Je faillis m'étouffer avec la boisson, il ajouta :

"C'est imaginaire ou tu as passé la journée à poser ?"

Je sentis une nouvelle fois mon visage rougir, tout en repensant à cette journée... Qu'avaient-ils pensé quand ils nous virent, endormies, enlacées, dans l'herbe ? Surtout qu'ils venaient de voir ce fichu dessin... Qui n'était qu'un dessin !!!

"C'est vrai qu'elle a du talent, renchérit ma mère. Je t'ai reconnue de suite !"

Si j'avais pu, je me serai évaporée de cette table. J'avais beau réfléchir, je ne voyais pas d'échappatoire. 

"C'est pour cela que je lui ai donné le grand cadre, reprit mon père, il ne nous servait à rien et le crayon de bois ça se dégrade vite. Autant le protéger.

- Tu as bien fait. Tu veux l'accrocher ou le poser ma chérie ?

- Le poser, ça ira parfaitement, répondis-je faiblement, gênée.

- Oui excellent choix, comme ça si Logan passe, hop dans le tiroir... "

En disant cela, mon père fit mine de cacher une de ses mains derrière l'autre.
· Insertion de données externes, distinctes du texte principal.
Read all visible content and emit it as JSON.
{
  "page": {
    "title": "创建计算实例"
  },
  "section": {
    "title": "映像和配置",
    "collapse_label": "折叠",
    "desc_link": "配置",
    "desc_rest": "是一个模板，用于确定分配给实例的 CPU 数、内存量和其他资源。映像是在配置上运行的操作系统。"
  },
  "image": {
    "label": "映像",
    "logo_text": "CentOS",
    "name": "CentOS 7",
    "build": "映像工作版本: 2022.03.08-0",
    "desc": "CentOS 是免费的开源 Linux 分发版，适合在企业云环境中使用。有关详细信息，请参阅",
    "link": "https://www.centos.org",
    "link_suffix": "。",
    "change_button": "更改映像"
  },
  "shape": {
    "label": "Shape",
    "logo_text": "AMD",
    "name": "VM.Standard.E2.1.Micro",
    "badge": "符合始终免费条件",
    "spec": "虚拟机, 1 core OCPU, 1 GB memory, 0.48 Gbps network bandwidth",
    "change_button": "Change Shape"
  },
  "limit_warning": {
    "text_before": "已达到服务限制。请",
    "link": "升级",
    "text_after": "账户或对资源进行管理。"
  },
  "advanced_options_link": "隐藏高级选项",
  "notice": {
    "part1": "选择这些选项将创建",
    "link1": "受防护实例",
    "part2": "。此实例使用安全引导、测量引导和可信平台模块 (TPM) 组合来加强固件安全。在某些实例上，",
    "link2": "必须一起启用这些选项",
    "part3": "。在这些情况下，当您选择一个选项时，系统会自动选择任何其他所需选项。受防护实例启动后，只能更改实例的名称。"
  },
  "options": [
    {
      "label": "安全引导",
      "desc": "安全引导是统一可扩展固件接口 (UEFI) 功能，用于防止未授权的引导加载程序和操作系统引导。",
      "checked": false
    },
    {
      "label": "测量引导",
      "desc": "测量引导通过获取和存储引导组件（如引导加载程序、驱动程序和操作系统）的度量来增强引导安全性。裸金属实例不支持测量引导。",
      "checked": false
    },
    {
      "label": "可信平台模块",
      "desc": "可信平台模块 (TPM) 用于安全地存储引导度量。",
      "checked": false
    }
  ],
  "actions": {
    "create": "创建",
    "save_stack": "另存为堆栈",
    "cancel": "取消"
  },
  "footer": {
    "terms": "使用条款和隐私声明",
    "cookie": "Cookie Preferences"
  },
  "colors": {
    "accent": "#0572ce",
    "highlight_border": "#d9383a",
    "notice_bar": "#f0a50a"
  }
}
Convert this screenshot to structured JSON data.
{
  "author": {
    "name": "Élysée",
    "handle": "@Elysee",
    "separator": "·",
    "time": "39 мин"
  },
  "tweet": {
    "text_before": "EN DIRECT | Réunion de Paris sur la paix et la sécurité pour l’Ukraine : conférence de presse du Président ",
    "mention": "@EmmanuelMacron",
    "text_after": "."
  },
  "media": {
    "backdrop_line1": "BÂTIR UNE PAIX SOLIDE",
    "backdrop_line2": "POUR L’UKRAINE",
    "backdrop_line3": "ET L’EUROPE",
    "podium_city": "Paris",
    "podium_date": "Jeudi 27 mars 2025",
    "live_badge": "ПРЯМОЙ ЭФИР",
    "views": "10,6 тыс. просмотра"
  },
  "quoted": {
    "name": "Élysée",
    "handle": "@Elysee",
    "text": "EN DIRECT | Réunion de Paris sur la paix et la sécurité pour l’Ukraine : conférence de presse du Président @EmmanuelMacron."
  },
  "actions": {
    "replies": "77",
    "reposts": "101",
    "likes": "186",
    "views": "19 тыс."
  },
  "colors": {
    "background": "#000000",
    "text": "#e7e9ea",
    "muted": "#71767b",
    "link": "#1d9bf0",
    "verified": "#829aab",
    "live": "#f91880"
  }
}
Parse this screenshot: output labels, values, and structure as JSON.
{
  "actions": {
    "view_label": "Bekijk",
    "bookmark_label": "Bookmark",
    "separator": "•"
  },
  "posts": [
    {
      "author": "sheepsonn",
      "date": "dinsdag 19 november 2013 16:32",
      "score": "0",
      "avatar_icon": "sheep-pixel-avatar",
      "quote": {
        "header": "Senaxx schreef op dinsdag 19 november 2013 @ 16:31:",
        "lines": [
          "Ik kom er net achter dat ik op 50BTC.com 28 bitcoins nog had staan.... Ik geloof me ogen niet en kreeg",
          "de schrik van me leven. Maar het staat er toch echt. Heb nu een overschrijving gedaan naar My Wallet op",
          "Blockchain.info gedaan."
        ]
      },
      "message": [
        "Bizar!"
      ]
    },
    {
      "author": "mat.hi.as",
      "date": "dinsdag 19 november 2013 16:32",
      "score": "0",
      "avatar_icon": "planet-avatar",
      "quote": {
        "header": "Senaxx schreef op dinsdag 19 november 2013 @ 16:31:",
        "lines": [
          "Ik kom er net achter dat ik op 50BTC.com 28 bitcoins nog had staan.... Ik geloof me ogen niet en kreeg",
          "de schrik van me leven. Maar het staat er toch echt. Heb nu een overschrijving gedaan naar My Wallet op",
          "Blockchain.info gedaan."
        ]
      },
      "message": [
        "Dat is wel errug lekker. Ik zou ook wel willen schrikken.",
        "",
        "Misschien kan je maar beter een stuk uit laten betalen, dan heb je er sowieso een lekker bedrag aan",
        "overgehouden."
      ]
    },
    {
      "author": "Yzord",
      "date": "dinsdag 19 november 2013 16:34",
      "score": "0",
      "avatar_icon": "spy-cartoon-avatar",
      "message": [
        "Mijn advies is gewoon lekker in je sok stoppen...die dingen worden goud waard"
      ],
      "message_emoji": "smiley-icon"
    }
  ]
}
Il venait de mettre le doigt sur un sujet auquel je n'avais pas encore pensé, surtout auquel je ne voulais pas penser. Du moins pour le moment. J'étais toujours remontée contre lui par rapport à la réflexion faîte sur ma camarade, comment pouvait-il être parfois si... Superficiel ? Pour le moment je n'avais pas de temps à lui consacrer, il fallait que je dirige la conversation sur un autre sujet.

"Je ne vois pas pourquoi j'aurais à le cacher, c'est pas un portrait  de moi, la fille sur ce dessin ne me ressemble pas.

- Oh si, dit mon père, ce qui me gêne encore plus. Moi aussi je t'ai reconnue tout de suite.

- Tu sais Émilie, il n'y a pas de honte à avoir une petite amie, déclara ma mère sur le ton de la confidence, ni même temporairement les deux.

- Et quoi que tu choisisses, nous désirons simplement te voir heureuse" conclut mon père. 

J'étais en plein délire... Me prenaient-ils vraiment pour une bisexuelle ? Ou une future lesbienne ? L'indignation faisait place à la gêne, mon visage gardait son teint écarlate mais c'était la colère qui me colorait.

"Non mais je suis hétéro moi ! C'est juste un dessin à la con que m'a fait Mathilde. Il est joli, certes, elle a du talent, je suis la première à le dire, mais ça s'arrête là."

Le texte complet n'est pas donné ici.